It was a year after his suicide, and Mary had found nothing to relieve the pain of Bobby’s absence. She hadn’t expected things to happen this way. She had thought at first that after a reasonable time she would have comfort and peace, that Jesus would take the sting out of her loss. That was what she had been taught — that you come to accept that the departed have “moved in with the Lord” and you trust the end results to a kind and loving father.
It hadn’t happened. Not a day went by without the stab of memory, the aching emptiness. What’s more, she found herself feeling guilty for begrudging God the presence of her son. “I experienced, through my spirit, how hurt our Lord was because I did not want Bobby to be with Him,” she wrote in a letter to a friend. “It really turned me around to how Jesus felt, instead of how Mary felt.”
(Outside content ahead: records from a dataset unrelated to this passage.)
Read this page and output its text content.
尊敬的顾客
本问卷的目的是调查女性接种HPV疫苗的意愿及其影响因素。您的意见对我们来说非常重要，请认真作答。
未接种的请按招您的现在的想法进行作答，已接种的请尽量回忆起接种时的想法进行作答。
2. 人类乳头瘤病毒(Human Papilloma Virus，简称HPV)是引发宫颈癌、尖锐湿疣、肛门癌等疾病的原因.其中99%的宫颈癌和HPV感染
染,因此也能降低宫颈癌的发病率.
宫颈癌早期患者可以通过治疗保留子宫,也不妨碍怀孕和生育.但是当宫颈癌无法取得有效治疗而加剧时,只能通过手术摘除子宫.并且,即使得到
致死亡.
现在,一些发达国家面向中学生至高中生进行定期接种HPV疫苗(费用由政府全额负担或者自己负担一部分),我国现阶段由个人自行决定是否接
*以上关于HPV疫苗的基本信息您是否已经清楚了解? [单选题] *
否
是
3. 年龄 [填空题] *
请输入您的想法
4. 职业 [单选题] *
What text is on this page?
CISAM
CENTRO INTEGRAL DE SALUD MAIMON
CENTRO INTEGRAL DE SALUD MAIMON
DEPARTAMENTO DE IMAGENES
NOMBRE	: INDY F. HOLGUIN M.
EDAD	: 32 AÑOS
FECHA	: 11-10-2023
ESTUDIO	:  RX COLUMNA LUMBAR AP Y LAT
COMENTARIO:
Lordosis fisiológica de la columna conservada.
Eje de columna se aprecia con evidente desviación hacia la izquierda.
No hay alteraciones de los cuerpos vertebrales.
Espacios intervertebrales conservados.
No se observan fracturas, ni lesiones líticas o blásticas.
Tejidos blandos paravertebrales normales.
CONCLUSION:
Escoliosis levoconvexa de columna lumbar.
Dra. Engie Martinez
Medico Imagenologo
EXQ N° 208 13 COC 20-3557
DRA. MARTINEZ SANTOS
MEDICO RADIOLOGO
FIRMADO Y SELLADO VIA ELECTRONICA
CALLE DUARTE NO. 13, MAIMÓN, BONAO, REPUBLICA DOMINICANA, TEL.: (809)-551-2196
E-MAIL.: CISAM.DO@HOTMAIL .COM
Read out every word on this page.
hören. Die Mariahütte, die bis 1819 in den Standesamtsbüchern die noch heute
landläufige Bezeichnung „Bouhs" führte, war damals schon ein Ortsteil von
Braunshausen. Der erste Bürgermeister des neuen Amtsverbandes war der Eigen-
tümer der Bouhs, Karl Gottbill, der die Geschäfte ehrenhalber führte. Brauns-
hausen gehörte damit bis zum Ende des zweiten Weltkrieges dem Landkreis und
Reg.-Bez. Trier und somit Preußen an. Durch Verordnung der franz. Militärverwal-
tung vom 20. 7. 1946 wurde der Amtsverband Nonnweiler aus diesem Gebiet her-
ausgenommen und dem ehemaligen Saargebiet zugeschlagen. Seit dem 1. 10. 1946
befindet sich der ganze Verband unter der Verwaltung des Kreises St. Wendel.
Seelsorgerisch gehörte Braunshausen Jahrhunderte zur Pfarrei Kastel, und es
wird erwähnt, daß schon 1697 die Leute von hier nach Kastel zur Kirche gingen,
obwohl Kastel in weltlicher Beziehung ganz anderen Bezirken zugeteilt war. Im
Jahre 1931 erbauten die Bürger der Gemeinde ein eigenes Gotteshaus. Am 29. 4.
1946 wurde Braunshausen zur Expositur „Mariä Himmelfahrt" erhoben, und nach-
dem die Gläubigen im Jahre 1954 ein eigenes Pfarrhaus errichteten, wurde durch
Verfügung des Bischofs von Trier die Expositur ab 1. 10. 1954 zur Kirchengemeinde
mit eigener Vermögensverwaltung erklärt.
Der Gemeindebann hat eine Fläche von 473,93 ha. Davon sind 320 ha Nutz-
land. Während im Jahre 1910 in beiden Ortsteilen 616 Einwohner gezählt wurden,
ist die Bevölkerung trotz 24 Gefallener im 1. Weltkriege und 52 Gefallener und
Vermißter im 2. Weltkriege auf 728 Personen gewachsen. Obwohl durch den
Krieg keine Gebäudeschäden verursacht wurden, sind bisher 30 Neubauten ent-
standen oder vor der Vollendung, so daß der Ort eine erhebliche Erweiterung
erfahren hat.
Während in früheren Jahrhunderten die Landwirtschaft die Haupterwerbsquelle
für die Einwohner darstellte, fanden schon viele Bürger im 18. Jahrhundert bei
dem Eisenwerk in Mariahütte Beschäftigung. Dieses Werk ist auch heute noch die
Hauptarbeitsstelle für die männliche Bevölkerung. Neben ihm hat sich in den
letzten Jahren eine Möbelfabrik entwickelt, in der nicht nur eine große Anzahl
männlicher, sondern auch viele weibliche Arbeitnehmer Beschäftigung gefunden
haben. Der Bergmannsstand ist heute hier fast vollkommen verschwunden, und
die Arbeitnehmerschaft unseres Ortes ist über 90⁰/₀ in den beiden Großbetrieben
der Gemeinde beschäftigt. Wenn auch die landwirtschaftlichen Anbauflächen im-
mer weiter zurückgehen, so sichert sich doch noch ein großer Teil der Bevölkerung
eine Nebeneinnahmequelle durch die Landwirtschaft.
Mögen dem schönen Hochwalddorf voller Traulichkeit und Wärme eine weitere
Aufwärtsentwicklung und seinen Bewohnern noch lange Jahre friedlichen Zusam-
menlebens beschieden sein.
But this complex of considerations rooting around in her brain could not suppress a growing mood of impatience, even bitterness. She could feel rumbling inside of her an unfamiliar anger, and she began venting it in a series of handwritten communiqués to God.
“Dearest Lord. I haven’t really gotten a grip on life since you let Bobby leave us,” she wrote.
I have no doubt Bobby is alive. I think that’s what bothers me. He’s alive and I’m not part of his life anymore.
I feel my relationship with you leaves a lot to be desired. Your Holy Spirit has taught me in a hundred ways, but I need something more. It seems like being Christian is somewhat one-sided. You see me every day. When do I see you? Why is everything so vague with you? It seems if I blink the wrong way I’ve quenched your Holy Spirit and, ooops, Mary, you’re out of fellowship. Whoopee! Have I been taught wrong? My sinful nature is always busy, so how can I ever be your perfect little dawling?
I’m really glad you gave us a free will and a mind to think with. When it comes to you, I’ve come up with some really unique questions. But a questioning mind is quite a privilege…. It is an exciting quest getting to know you more, one I’m sure will be rewarding!”
Her mind was beginning to engage gears it had never used before. The questions she could not resolve came tumbling out. On October 13, her fiftieth birthday, she wrote:
I’m sure you knew when Bobby left us, I would not take it lying down!..Joy, Nancy and Ed and my husband need me. I guess we didn’t need Bobby. How can we help people feel needed so they will not want to leave this world? Lord, how can we ever get along without our Dear Sweet Bobby?
When Jesus died on the cross in our place, his mother watched his suffering…. But Jesus rose from the grave and she saw him and knew all was well with him. I didn’t get to say even good-bye to Bobby. Nothing. I think that was very rude, impolite to say the least!
Indeed, Mary was very annoyed. Her faith had always provided assurance: God had removed her agony of paranoia over her husband’s fidelity. But he had let Bobby slip away and now she wanted — had to have, in her addled grief — some word that her son was safe. Hadn’t Jesus raised Lazarus from the dead? And after the Crucifixion, Jesus had appeared to many people, assuring them that he had risen. Take Doubting Thomas, for example. One of the twelve disciples, he refused to believe that Jesus had returned, and he told the others he would not believe unless he saw “the mark of his nails in his hands” and put his fingers “in the mark.” Sure enough, a week later Jesus reappeared and bade Thomas touch his scars. No longer doubting, Thomas exclaimed, “My Lord and My God!”
Others, less exalted, had received signs. Catherine Marshall, the widow of the saintly minister Peter Marshall, wrote that she had seen her husband in a dream in a beautiful garden, and that he had looked up and said, “What are you doing here?”